Speaker
Description
Conventional photon and neutron bimodal imaging systems suffer from inherent limitations such as different imaging beam geometry, leading to challenges in direct fusion of transmission image and system complexity. While the single-source-single-detector configuration based on a compact electron linear accelerator proposed by Tsinghua University addresses imaging beam geometry issue, it remains susceptible to beam-hardening effects that correlate material properties with sample mass-thickness, thereby compromising material identification accuracy.

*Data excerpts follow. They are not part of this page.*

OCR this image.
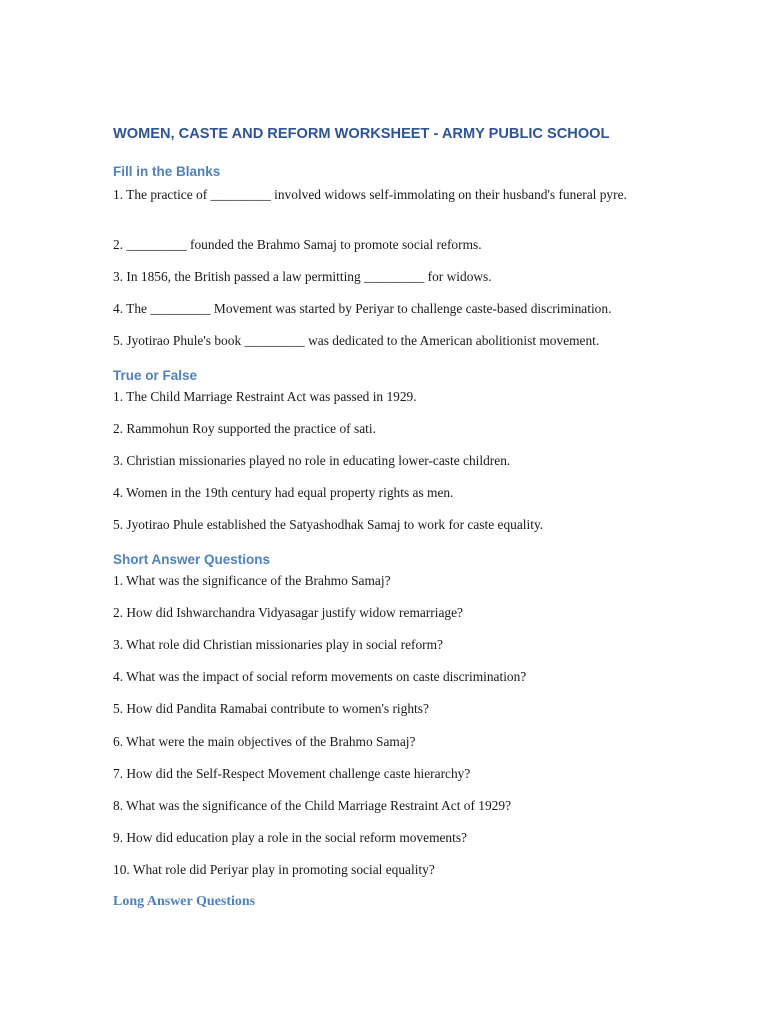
WOMEN, CASTE AND REFORM WORKSHEET - ARMY PUBLIC SCHOOL
Fill in the Blanks

1. The practice of _________ involved widows self-immolating on their husband's funeral pyre.

2. _________ founded the Brahmo Samaj to promote social reforms.

3. In 1856, the British passed a law permitting _________ for widows.

4. The _________ Movement was started by Periyar to challenge caste-based discrimination.

5. Jyotirao Phule's book _________ was dedicated to the American abolitionist movement.

True or False

1. The Child Marriage Restraint Act was passed in 1929.

2. Rammohun Roy supported the practice of sati.

3. Christian missionaries played no role in educating lower-caste children.

4. Women in the 19th century had equal property rights as men.

5. Jyotirao Phule established the Satyashodhak Samaj to work for caste equality.

Short Answer Questions

1. What was the significance of the Brahmo Samaj?

2. How did Ishwarchandra Vidyasagar justify widow remarriage?

3. What role did Christian missionaries play in social reform?

4. What was the impact of social reform movements on caste discrimination?

5. How did Pandita Ramabai contribute to women's rights?

6. What were the main objectives of the Brahmo Samaj?

7. How did the Self-Respect Movement challenge caste hierarchy?

8. What was the significance of the Child Marriage Restraint Act of 1929?

9. How did education play a role in the social reform movements?

10. What role did Periyar play in promoting social equality?

Long Answer Questions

To resolve this problem, this study introduces a quasi-monoenergetic bimodal imaging system utilizing a gamma converter and an event-based detector instead of frame-based detector. The gamma converter ensures monoenergetic photon generation, while Time-of-Flight (TOF) spectrum filtering via the event-based detector achieves quasi-monoenergetic neutron imaging. This paper elaborates on three critical aspects of the system design: energy-sensitive target station optimization, event-based imaging detector configuration, and energy-resolved bimodal reconstruction methods. Experimental results on pure elemental material demonstrate that the proposed system effectively corrects beam-hardening effects, significantly enhancing the reliability of material identification. The performance highlights the system’s potential to establish a robust framework for optimizing the accuracy of bimodal material discrimination.